Calvin describes 540WMain as “a 501c(3) virtual nonprofit organization and anti-racist education brand that promotes justice for all.” He started it in 2015 as part of his journey of building a career as a disabled entrepreneur. He says it happened organically. The organization added a physical location in 2016, though now it’s all virtual due to the pandemic. Some examples of the workshops and classes currently on offer are “Introduction to Implicit and Unconscious Bias,” “Codeswitching 101,” “Decluttering Your Life: Minimalism Basics,” and “Guided Listening & Self-Care Circle.”
In addition to classes, 540WMain offers speaking engagements, consultancy, and professional development, with an emphasis on teaching clients about the realities of racism and working to address it.
Calvin also serves as adjunct faculty member at St. John Fisher College. He is a frequent guest lecturer at several Rochester area universities, including Nazareth College and the University of Rochester.
Calvin’s schedule may be full, but he is careful to prioritize his health.

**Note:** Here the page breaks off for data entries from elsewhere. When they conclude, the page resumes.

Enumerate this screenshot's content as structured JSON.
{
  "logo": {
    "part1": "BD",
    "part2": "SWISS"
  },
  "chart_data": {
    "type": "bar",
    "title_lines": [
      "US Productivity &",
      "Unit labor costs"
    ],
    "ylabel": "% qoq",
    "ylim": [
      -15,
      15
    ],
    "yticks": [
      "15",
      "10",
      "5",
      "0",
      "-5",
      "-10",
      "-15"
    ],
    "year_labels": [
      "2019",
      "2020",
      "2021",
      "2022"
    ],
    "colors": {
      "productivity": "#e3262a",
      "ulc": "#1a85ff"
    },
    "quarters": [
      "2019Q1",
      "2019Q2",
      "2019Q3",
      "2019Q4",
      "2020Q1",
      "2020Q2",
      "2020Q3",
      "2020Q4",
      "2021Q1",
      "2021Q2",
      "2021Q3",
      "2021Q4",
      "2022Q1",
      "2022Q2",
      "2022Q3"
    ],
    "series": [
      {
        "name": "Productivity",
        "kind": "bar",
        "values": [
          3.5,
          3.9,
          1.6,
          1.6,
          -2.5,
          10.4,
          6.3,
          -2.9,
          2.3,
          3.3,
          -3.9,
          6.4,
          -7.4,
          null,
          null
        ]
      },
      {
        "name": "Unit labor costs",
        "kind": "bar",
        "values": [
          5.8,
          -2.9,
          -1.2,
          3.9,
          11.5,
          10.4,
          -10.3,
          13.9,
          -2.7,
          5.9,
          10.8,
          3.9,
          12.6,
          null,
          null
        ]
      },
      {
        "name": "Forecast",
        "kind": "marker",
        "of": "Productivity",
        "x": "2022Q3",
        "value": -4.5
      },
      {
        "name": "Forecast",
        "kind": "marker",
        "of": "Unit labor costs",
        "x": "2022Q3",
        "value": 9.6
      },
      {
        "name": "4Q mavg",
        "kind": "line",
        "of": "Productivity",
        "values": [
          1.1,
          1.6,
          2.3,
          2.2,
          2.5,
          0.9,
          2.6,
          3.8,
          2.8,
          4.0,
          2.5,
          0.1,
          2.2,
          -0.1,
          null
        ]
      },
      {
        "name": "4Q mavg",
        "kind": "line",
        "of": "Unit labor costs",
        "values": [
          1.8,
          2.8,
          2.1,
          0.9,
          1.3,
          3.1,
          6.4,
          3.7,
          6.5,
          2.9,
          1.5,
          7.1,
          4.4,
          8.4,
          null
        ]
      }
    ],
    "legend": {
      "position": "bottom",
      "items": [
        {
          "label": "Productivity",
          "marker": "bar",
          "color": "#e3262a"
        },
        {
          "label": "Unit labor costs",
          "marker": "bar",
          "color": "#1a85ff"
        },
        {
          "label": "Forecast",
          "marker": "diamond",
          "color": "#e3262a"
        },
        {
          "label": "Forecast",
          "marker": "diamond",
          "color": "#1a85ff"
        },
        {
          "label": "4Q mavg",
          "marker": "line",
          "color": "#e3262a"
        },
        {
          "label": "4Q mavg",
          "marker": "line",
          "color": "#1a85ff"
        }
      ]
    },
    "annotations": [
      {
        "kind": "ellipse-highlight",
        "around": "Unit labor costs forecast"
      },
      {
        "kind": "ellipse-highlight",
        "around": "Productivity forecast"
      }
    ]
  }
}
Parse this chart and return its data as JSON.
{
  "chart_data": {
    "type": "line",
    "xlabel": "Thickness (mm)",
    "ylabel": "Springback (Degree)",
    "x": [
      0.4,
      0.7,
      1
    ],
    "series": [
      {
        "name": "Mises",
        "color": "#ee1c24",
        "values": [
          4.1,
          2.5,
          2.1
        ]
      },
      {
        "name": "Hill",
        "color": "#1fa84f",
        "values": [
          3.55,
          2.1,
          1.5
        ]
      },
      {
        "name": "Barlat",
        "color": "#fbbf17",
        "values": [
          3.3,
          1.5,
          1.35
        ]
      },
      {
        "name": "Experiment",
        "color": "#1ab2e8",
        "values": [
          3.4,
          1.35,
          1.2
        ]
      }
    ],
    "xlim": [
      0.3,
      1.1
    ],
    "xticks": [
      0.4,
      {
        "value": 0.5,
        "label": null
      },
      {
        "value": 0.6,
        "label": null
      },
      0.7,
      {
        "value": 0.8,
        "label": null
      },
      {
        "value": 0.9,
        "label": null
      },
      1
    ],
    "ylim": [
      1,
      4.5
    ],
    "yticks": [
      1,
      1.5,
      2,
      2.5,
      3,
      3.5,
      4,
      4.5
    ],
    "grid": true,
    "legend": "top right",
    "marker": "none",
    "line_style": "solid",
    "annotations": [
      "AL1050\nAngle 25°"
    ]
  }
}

“I love that I was able to craft a career infrastructure that complements my experience as someone living with an invisible disability,” Calvin says.
Facing Health Disparities
One topic that Calvin is particularly passionate about as an anti-racism educator is health care disparities. If he was to explain health disparities to others, he’d offer the following: “The barriers— whether implicit or explicit—that prevent all people, but most importantly, folks from marginalized and underrepresented groups, from accessing and receiving quality health care.”
While Calvin has never had any explicit instance of bias or bigotry as a Black man, he has experienced microaggressions, or brief and subtle instances of discrimination. Like many people with pain, he’s felt overlooked, ignored, and dismissed. However, he says, “It is difficult to separate my race from my experience and feelings of being treated differently. I feel that there have been times when a practitioner has judged my ability to pay or socioeconomic status based on my race and stereotypes that equate Blackness to poverty.”

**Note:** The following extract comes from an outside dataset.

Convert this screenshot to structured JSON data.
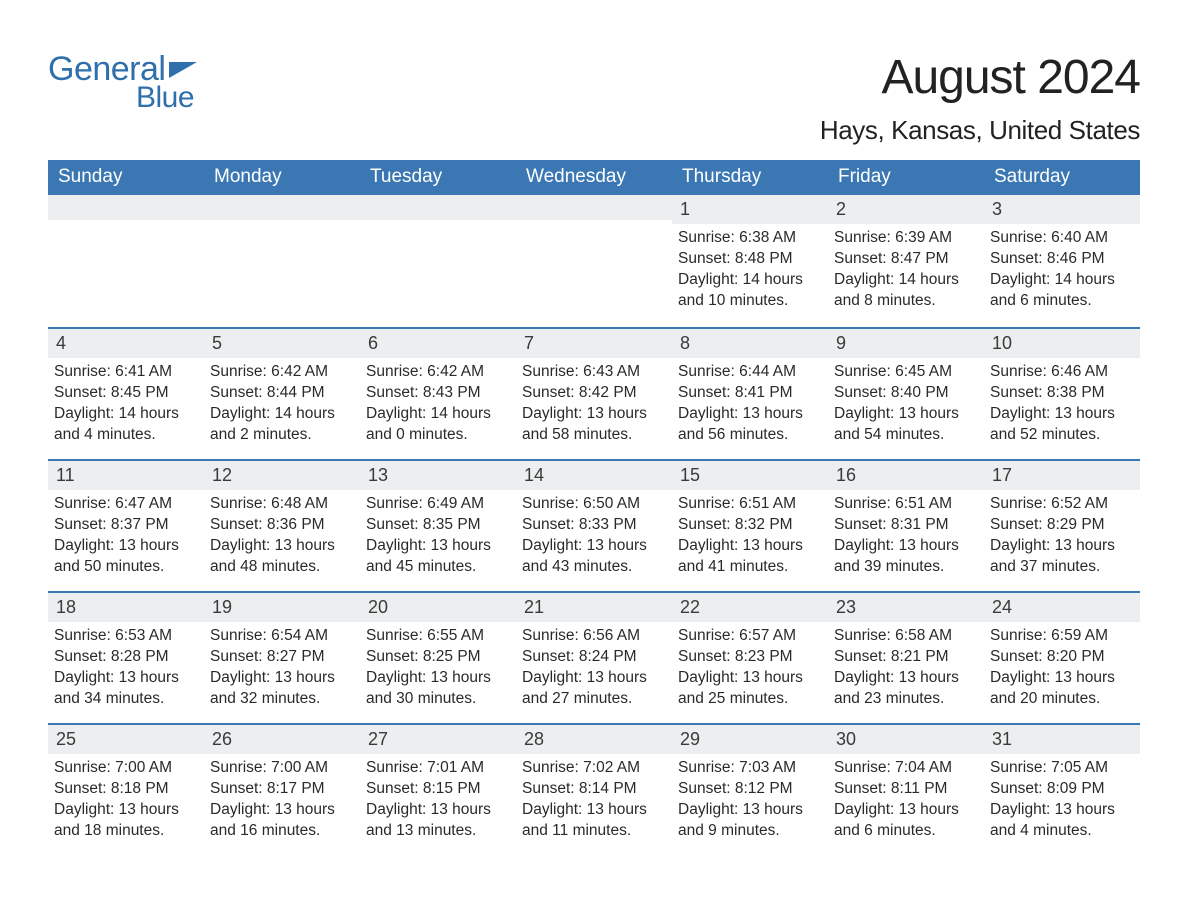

He wishes the public understood that health disparities are real and affect Black people in tangible and devastating ways. For example, multiple studies have found that Black people are less likely to receive pain medication in emergency room settings than white counterparts, even when adjusting for other factors.
Calvin says that if someone is newly diagnosed, the best way to handle health disparities is finding someone, like a loved one who can come with you to appointments and help advocate for you or even, more officially, serve as a health care proxy—someone with specific legal decision-making rights and access to your records.
Changed for the Better
While Calvin devotes much of his time and energy to advocating for others, he, too, needs support, like all people living with pain and disability. He finds much of his strength in his family and friends and in his faith as a Jehovah’s Witness.
The most consistently helpful resource for Calvin has been the U.S. Pain Foundation, which he’s relied on over the years as he deals with his health conditions. He is a long-time volunteer and sits on its Disparities Solutions Advisory Council. Beyond its programming, much of its value to him has been simply in connecting with other patients—and knowing that he is not alone in his struggles.
Calvin says chronic pain has changed the entire course of his life, and continues to do so. He can barely remember what life was like without chronic pain, but wouldn’t change anything.
“I have had such a full life despite chronic pain, and it is hard to know or wish that I never had this come into my life,” Calvin says. “If I erased the chronic pain experience, I would also lose all the people and experiences that have changed me for the better.”